A duas semanas atrás eu propus um exercício de agradecer tudo que lhe acontece na vida, independente de ser percebido como algo bom ou ruim. Muitas pessoas comentaram ser fácil fazer esse exercício quando percebe uma benção. No entanto, agradecer por algo percebido como ruim já é mais difícil. Sim, é verdade que somos acostumados a valorizar tudo que percebemos positivamente como benção. Dessa forma, ficamos felizes e sentimos “especiais” por algo positivo ter acontecido. Muitas vezes até acreditamos que fomos nós que geramos a capacidade de tal fato ter acontecido. Nesse caso, passamos a agradecer a nós mesmos.
A dificuldade de perceber nossos vícios
Dessa forma, o exercício se mostra ainda mais complexo. Afinal, nenhum exercício do Quarto Caminho pode ser executado de forma mecânica. Agradecer sem refletir leva a acreditar que basta desejar e ter “vontade”. Entretanto, quanto maior for essa crença de que se é capaz de fazer, de gerar tudo à sua volta, maior é a frustração. Será maior o ressentimento percebido quando o universo lhe presentear com percepções negativas.

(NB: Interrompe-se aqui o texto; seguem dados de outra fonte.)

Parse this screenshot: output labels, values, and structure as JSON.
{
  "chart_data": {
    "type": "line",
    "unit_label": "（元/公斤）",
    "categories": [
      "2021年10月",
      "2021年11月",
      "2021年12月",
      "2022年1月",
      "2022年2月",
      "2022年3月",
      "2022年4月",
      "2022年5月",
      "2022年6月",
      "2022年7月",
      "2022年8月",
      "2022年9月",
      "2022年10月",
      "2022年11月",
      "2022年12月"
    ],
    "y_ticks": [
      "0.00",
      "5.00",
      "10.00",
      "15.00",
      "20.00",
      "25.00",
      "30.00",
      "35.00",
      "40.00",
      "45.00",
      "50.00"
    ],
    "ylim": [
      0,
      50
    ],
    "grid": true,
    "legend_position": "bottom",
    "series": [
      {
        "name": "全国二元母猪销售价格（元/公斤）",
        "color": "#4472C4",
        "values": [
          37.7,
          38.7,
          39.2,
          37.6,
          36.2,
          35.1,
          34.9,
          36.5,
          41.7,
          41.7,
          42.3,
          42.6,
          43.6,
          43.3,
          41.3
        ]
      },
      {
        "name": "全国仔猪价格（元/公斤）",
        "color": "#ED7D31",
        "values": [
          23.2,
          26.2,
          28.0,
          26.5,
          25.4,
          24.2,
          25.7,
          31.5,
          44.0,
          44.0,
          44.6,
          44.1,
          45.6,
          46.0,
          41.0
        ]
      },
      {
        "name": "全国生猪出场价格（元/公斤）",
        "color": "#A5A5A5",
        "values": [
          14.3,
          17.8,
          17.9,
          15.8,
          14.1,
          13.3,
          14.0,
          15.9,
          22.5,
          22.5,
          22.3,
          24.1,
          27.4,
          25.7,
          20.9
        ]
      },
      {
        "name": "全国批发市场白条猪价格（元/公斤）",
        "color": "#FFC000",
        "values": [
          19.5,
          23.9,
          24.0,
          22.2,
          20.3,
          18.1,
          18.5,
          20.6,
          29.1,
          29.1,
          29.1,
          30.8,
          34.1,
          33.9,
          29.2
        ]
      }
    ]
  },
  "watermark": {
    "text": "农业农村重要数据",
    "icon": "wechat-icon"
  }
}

Note que uso a palavra percepção, pois, é difícil julgar se algo momentaneamente percebido é realmente ruim ou bom. Há uma velha história taoísta que diz assim:
“Havia um velho fazendeiro que trabalhou em suas plantações por muitos anos. Um dia, seu cavalo fugiu. Ao ouvir a notícia, seus vizinhos vieram
visitá-lo. “Que azar”, disseram eles com simpatia. “Pode ser”, respondeu o fazendeiro. Na manhã seguinte, o cavalo voltou, trazendo consigo três outros cavalos selvagens. “Que maravilha”, exclamaram os vizinhos. “Pode ser”, respondeu o velho. No dia seguinte, seu filho tentou montar um dos cavalos selvagens, foi derrubado e quebrou a perna. “Que azar” – os vizinhos voltaram a apresentar suas condolências por seu infortúnio. “Pode ser”, respondeu o fazendeiro. No dia seguinte, oficiais militares foram ao vilarejo para alistar jovens no exército. Vendo que a perna do filho estava quebrada, eles passaram por ele. Os vizinhos parabenizaram o fazendeiro pelo bom andamento das coisas. “Pode ser”, disse o fazendeiro.”
O que lhe acontece é bom ou ruim?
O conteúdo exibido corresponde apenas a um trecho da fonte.